Siamo in guerra contro gli stupidi che abbiamo convinto per anni che meritavano la vita di Snoop Dogg per il solo fatto di esistere, gente con l’ego distrutto a forza di immaginarsi ricca, famosa e circondata di belle donne per poi svegliarsi in periferia e doversi accontentare di un lavoro in un fast food, troppi pochi like e qualche porno amatoriale. Gente che anche facendo la fame per due settimane non può comunque permettersi di andare a Porto Cervo, tutti i pisquani di questo mondo sulle cui ambizioni frustrate facciamo marketing, tutti quelli che cerchiamo di convincere che per essere delle bombe sexy basta un deodorante, e per diventare ricchi un gratta&vinci. Si sono accorti di essere dei miserabili falliti, e che fondamentalmente li prendevamo in giro: Daesh offre a quei musulmani ammirazione in cambio di morte, e mette il bollino sul loro ultimo disperato tentativo di essere qualcuno. La più geniale, spaventosa e spietata operazione di marketing mai vista.

Ma rimangono dei poveri sfigati, non capiscono che Daesh si prende il loro merito e alla fine anche da morti non li odiamo quanto vorrebbero. Alla fine il Califfo Al-Baghdadi sappiamo tutti chi è, mentre i loro nomi li scordiamo subito. Salah Abdeslam lo ricordiamo, paradossalmente, perché non è morto, e in un certo senso è stato un vigliacco: lo ricordiamo perché era ricercato; qualcuno ricorda i nomi di quelli morti? Anche nell’aldilà rimangono dei poveri imbecilli, falliti e stupidi.

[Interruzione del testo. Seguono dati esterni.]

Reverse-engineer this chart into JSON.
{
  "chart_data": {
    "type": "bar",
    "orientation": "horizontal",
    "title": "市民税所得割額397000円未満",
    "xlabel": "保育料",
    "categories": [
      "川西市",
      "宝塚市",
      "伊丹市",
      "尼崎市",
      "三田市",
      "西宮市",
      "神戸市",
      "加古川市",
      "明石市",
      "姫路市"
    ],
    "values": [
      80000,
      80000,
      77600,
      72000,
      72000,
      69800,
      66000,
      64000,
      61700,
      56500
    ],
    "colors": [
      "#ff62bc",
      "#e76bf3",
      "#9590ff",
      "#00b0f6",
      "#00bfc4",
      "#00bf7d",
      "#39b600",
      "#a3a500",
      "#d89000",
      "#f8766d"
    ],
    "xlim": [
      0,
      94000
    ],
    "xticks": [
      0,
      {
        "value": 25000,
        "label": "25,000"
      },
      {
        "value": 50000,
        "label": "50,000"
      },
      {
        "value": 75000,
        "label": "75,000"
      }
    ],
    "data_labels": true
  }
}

Siamo in guerra contro questo: poveri imbecilli, falliti e stupidi, a cui per futile buonismo non abbiamo mai voluto dire in faccia la verità, e ora loro ci odiano perché non sono come noi.
Ripartiamo da qui allora: siete dei poveri imbecilli, falliti e stupidi, e continuerete a non contare un tubo, anche se vi fate saltare in aria.
Convincetevene, che è meglio per tutti.